Elli bir

6.9K 534 64
                                    

O kadar zamandır bir türlü vazgeçmek istemediğim 

o belirsiz umudun saçmalığını fark ettim

Çınar'ın kafasının iyi olmadığını merdivenlerden düşmeye yazdığı an daha çok idrak ederek koluna girdim. Koluna girdiğimin farkında bile değildi. Düşseydi düştüğü yere yatıp öylece kalacak gibi bir hali vardı. Bana bir şey demeden yürümeye devam ettiğinde dünyadan bir haber halinin ne kadar boktan olduğuna şahit oluyordum.

"Sen araba kullanamazsın, bende kullanamam, o yüzden otobüse bineceğiz. Daha önce otobüse bindin mi? Antkart'ın var mı?"

Üst üste sorduğum soruları Çınar'ın cevap vermesi için sorulmuş sorulardı ama Çınar'dan tık ses gelmeyince bakışlarımı ona doğru çevirdim. Onu bana bakarken yakaladığımda kaşlarımı çattım.

"Ne bakıyorsun?"

Yüzünde çok ciddi bir ifade oluştu. "Galiba Antkart'ın ne olduğunu bilmiyorum."
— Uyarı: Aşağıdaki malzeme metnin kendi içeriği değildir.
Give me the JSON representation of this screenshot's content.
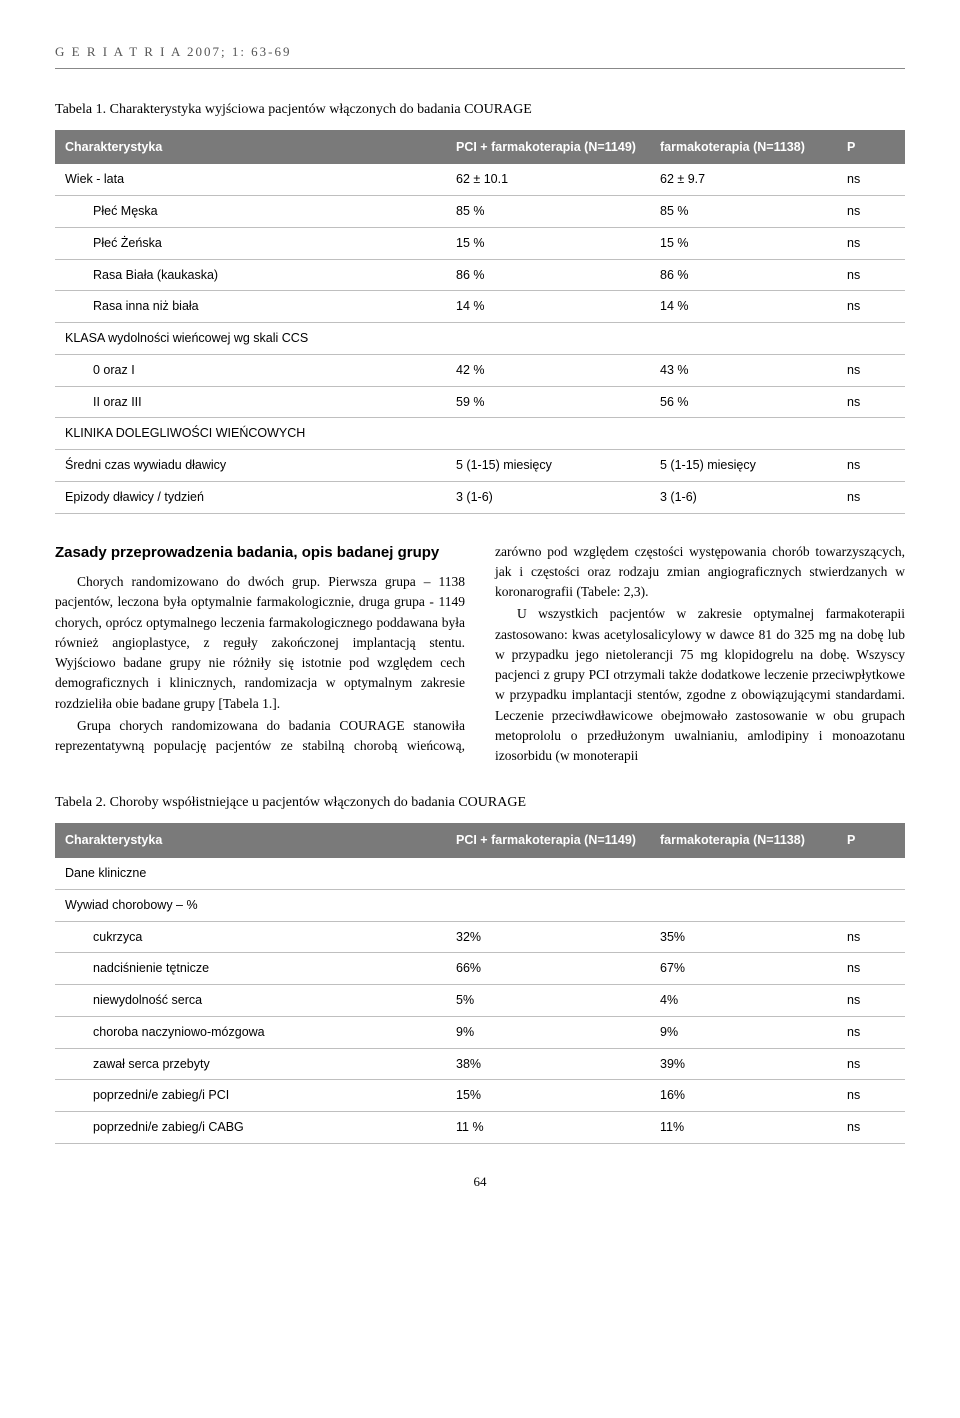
{
  "header": "G E R I A T R I A  2007; 1: 63-69",
  "table1": {
    "caption": "Tabela 1. Charakterystyka wyjściowa pacjentów włączonych do badania COURAGE",
    "columns": [
      "Charakterystyka",
      "PCI + farmakoterapia (N=1149)",
      "farmakoterapia (N=1138)",
      "P"
    ],
    "rows": [
      {
        "label": "Wiek - lata",
        "c2": "62 ± 10.1",
        "c3": "62 ± 9.7",
        "c4": "ns",
        "indent": false
      },
      {
        "label": "Płeć Męska",
        "c2": "85 %",
        "c3": "85 %",
        "c4": "ns",
        "indent": true
      },
      {
        "label": "Płeć Żeńska",
        "c2": "15 %",
        "c3": "15 %",
        "c4": "ns",
        "indent": true
      },
      {
        "label": "Rasa Biała (kaukaska)",
        "c2": "86 %",
        "c3": "86 %",
        "c4": "ns",
        "indent": true
      },
      {
        "label": "Rasa inna niż biała",
        "c2": "14 %",
        "c3": "14 %",
        "c4": "ns",
        "indent": true
      },
      {
        "label": "KLASA wydolności wieńcowej wg skali CCS",
        "c2": "",
        "c3": "",
        "c4": "",
        "indent": false
      },
      {
        "label": "0 oraz I",
        "c2": "42 %",
        "c3": "43 %",
        "c4": "ns",
        "indent": true
      },
      {
        "label": "II oraz III",
        "c2": "59 %",
        "c3": "56 %",
        "c4": "ns",
        "indent": true
      },
      {
        "label": "KLINIKA DOLEGLIWOŚCI WIEŃCOWYCH",
        "c2": "",
        "c3": "",
        "c4": "",
        "indent": false
      },
      {
        "label": "Średni czas wywiadu dławicy",
        "c2": "5 (1-15) miesięcy",
        "c3": "5 (1-15) miesięcy",
        "c4": "ns",
        "indent": false
      },
      {
        "label": "Epizody dławicy / tydzień",
        "c2": "3 (1-6)",
        "c3": "3 (1-6)",
        "c4": "ns",
        "indent": false
      }
    ]
  },
  "body": {
    "subtitle": "Zasady przeprowadzenia badania, opis badanej grupy",
    "p1": "Chorych randomizowano do dwóch grup. Pierwsza grupa – 1138 pacjentów, leczona była optymalnie farmakologicznie, druga grupa - 1149 chorych, oprócz optymalnego leczenia farmakologicznego poddawana była również angioplastyce, z reguły zakończonej implantacją stentu. Wyjściowo badane grupy nie różniły się istotnie pod względem cech demograficznych i klinicznych, randomizacja w optymalnym zakresie rozdzieliła obie badane grupy [Tabela 1.].",
    "p2": "Grupa chorych randomizowana do badania COURAGE stanowiła reprezentatywną populację pacjentów ze stabilną chorobą wieńcową, zarówno pod względem częstości występowania chorób towarzyszących, jak i częstości oraz rodzaju zmian angiograficznych stwierdzanych w koronarografii (Tabele: 2,3).",
    "p3": "U wszystkich pacjentów w zakresie optymalnej farmakoterapii zastosowano: kwas acetylosalicylowy w dawce 81 do 325 mg na dobę lub w przypadku jego nietolerancji 75 mg klopidogrelu na dobę. Wszyscy pacjenci z grupy PCI otrzymali także dodatkowe leczenie przeciwpłytkowe w przypadku implantacji stentów, zgodne z obowiązującymi standardami. Leczenie przeciwdławicowe obejmowało zastosowanie w obu grupach metoprololu o przedłużonym uwalnianiu, amlodipiny i monoazotanu izosorbidu (w monoterapii"
  },
  "table2": {
    "caption": "Tabela 2. Choroby współistniejące u pacjentów włączonych do badania COURAGE",
    "columns": [
      "Charakterystyka",
      "PCI + farmakoterapia (N=1149)",
      "farmakoterapia (N=1138)",
      "P"
    ],
    "rows": [
      {
        "label": "Dane kliniczne",
        "c2": "",
        "c3": "",
        "c4": "",
        "indent": false
      },
      {
        "label": "Wywiad chorobowy – %",
        "c2": "",
        "c3": "",
        "c4": "",
        "indent": false
      },
      {
        "label": "cukrzyca",
        "c2": "32%",
        "c3": "35%",
        "c4": "ns",
        "indent": true
      },
      {
        "label": "nadciśnienie tętnicze",
        "c2": "66%",
        "c3": "67%",
        "c4": "ns",
        "indent": true
      },
      {
        "label": "niewydolność serca",
        "c2": "5%",
        "c3": "4%",
        "c4": "ns",
        "indent": true
      },
      {
        "label": "choroba naczyniowo-mózgowa",
        "c2": "9%",
        "c3": "9%",
        "c4": "ns",
        "indent": true
      },
      {
        "label": "zawał serca przebyty",
        "c2": "38%",
        "c3": "39%",
        "c4": "ns",
        "indent": true
      },
      {
        "label": "poprzedni/e zabieg/i PCI",
        "c2": "15%",
        "c3": "16%",
        "c4": "ns",
        "indent": true
      },
      {
        "label": "poprzedni/e zabieg/i CABG",
        "c2": "11 %",
        "c3": "11%",
        "c4": "ns",
        "indent": true
      }
    ]
  },
  "page_num": "64"
}
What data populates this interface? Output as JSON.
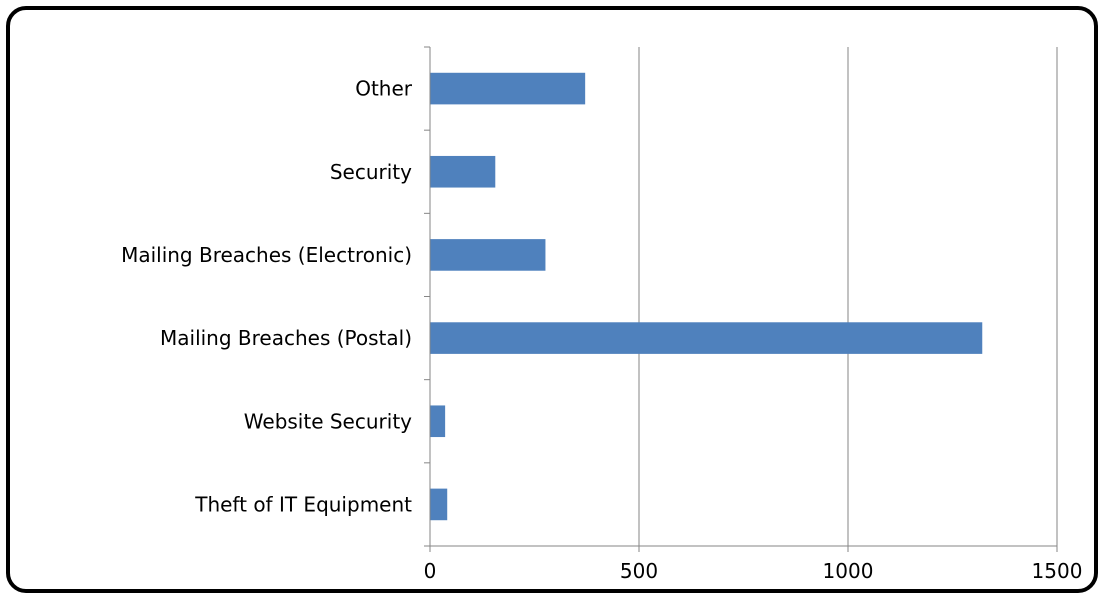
{
  "chart_data": {
    "type": "bar",
    "orientation": "horizontal",
    "title": "",
    "xlabel": "",
    "ylabel": "",
    "categories": [
      "Theft of IT Equipment",
      "Website Security",
      "Mailing Breaches (Postal)",
      "Mailing Breaches (Electronic)",
      "Security",
      "Other"
    ],
    "values": [
      40,
      35,
      1320,
      275,
      155,
      370
    ],
    "xlim": [
      0,
      1500
    ],
    "xticks": [
      "0",
      "500",
      "1000",
      "1500"
    ],
    "grid": "vertical",
    "legend": "none",
    "bar_color": "#4F81BD",
    "grid_color": "#868686"
  }
}
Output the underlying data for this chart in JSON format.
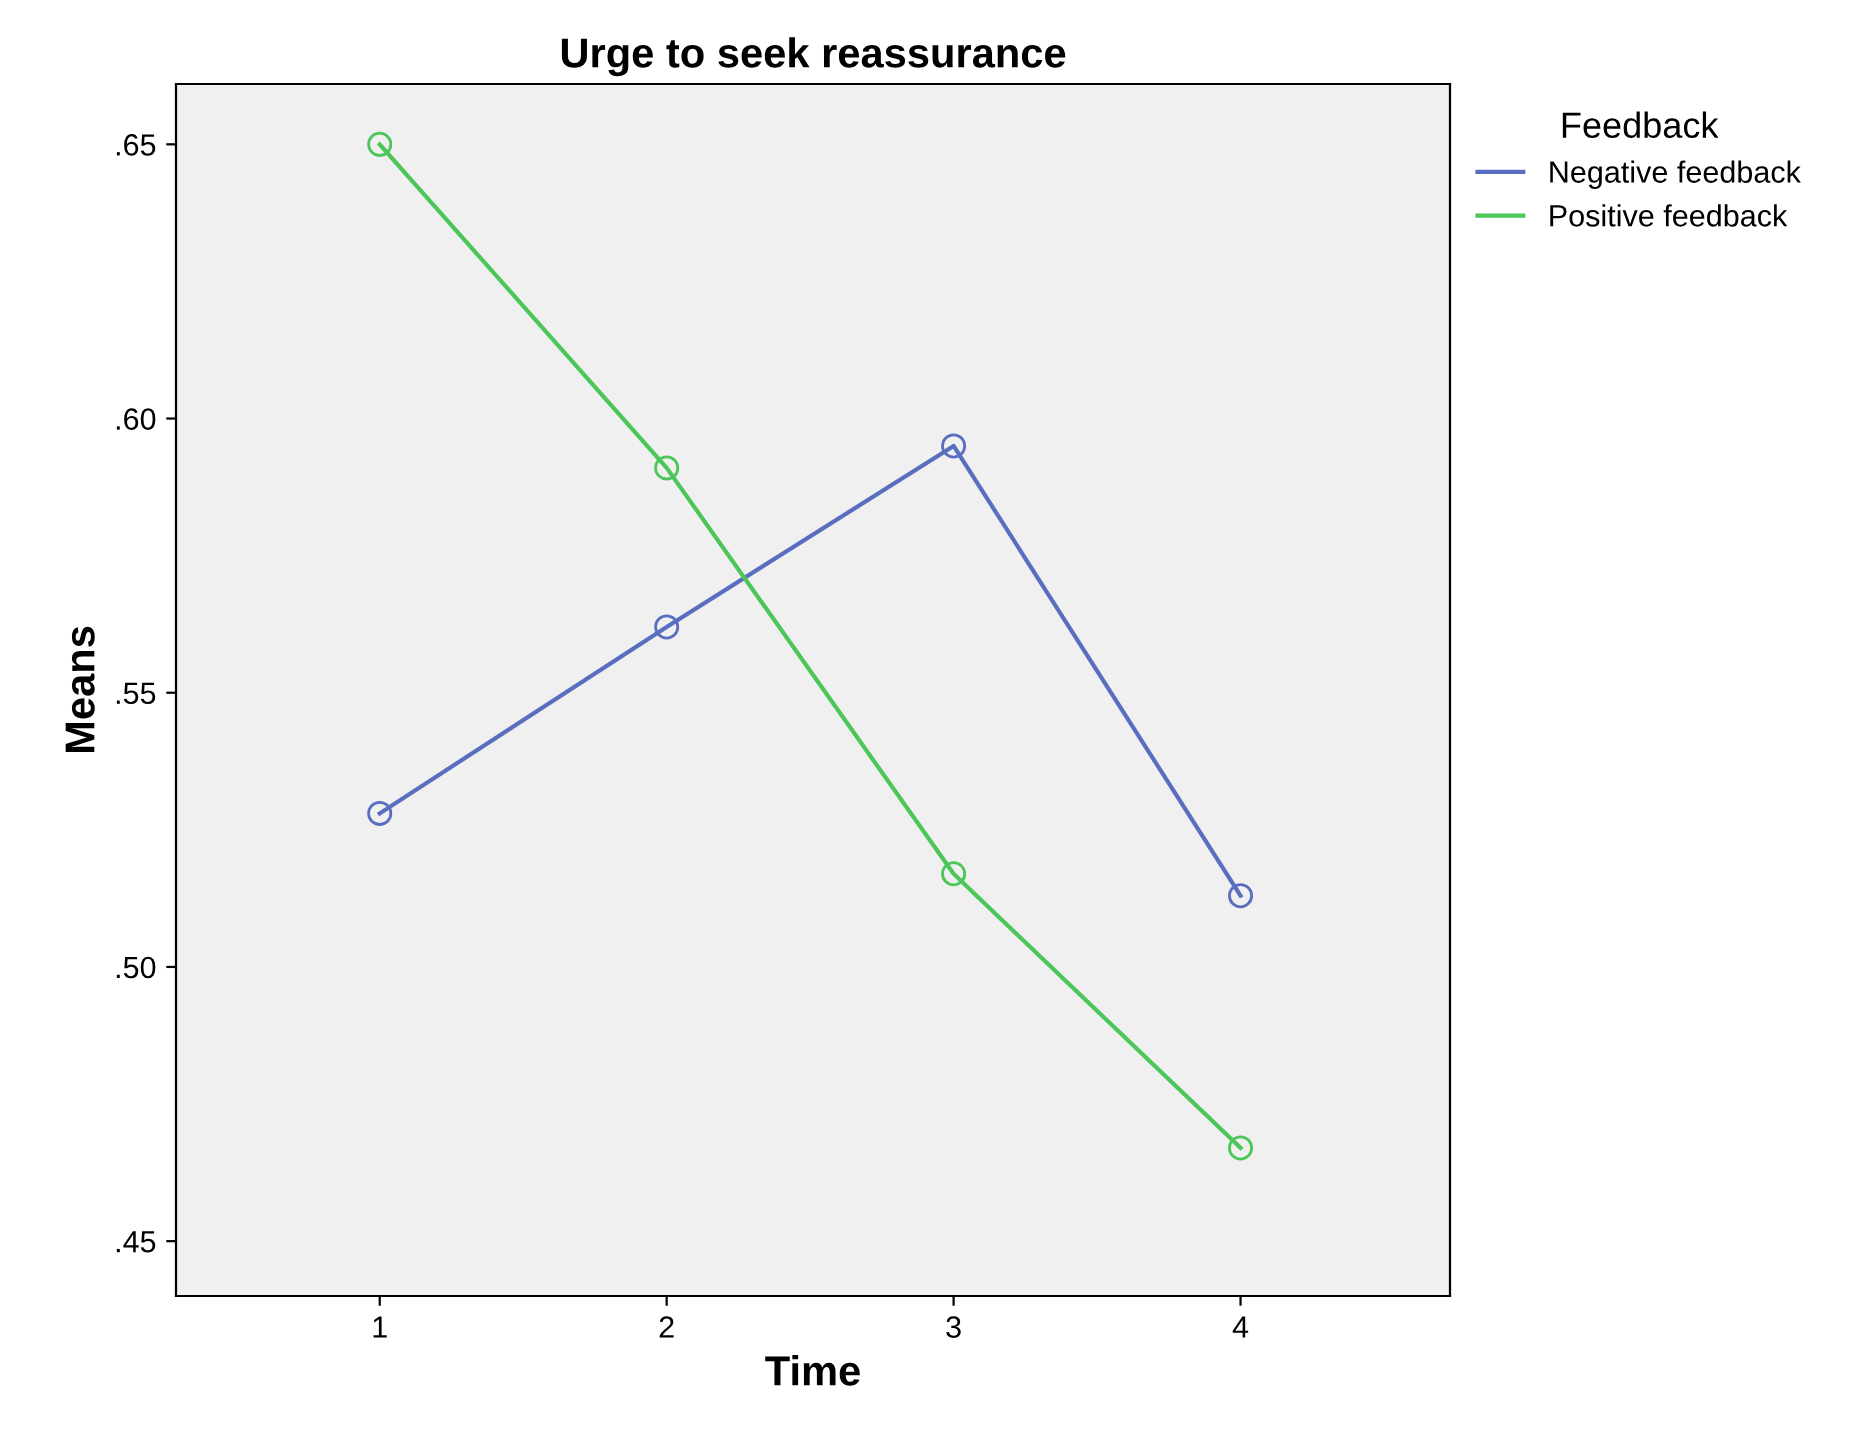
{
  "chart_data": {
    "type": "line",
    "title": "Urge to seek reassurance",
    "xlabel": "Time",
    "ylabel": "Means",
    "legend_title": "Feedback",
    "x": [
      1,
      2,
      3,
      4
    ],
    "series": [
      {
        "name": "Negative feedback",
        "color": "#5a6ec0",
        "values": [
          0.528,
          0.562,
          0.595,
          0.513
        ]
      },
      {
        "name": "Positive feedback",
        "color": "#4cc659",
        "values": [
          0.65,
          0.591,
          0.517,
          0.467
        ]
      }
    ],
    "xlim": [
      0.29,
      4.73
    ],
    "xticks": [
      1,
      2,
      3,
      4
    ],
    "ylim": [
      0.44,
      0.661
    ],
    "yticks": [
      {
        "value": 0.45,
        "label": ".45"
      },
      {
        "value": 0.5,
        "label": ".50"
      },
      {
        "value": 0.55,
        "label": ".55"
      },
      {
        "value": 0.6,
        "label": ".60"
      },
      {
        "value": 0.65,
        "label": ".65"
      }
    ],
    "marker": "circle",
    "line_style": "solid",
    "grid": false,
    "legend": "top right"
  }
}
Çınar'ın yüzündeki ifade yüzünden gülmemi tutamadım. O kadar da ciddiye alınacak değildi. Gülerek yürümeme devam ettiğimde Çınar benim eksime ciddi halini koruyordu.

"Ulan keşke bende bilmesem." Çınar cidden önemli bir şeyi kaçırmış olduğunu düşünüyor olmalıydı ama altı üstü toplu taşıma kartı olan kartı bilmiyordu. O kadar da büyük bir mesela değildi. "Neyse tamam ben sana basarım."

"Nasıl?"

"Eğer senin yerine şu an Devrim olsaydı ona çok güzel lafımı sokardım ama sen olduğun için söyleyemiyorum ve bu beni çok üzüyor ama söylemeyeceğim."

Kendi kendime konuşur gibi konuşup Çınar'ı kolundan sıkıca tutarak yürümesini sağlıyordum. Çınar ile otobüs durağına geldiğimizde cebimden Antkart'ı çıkarıp ona reklam çekiyormuş gibi kart tanıtımı yaptım.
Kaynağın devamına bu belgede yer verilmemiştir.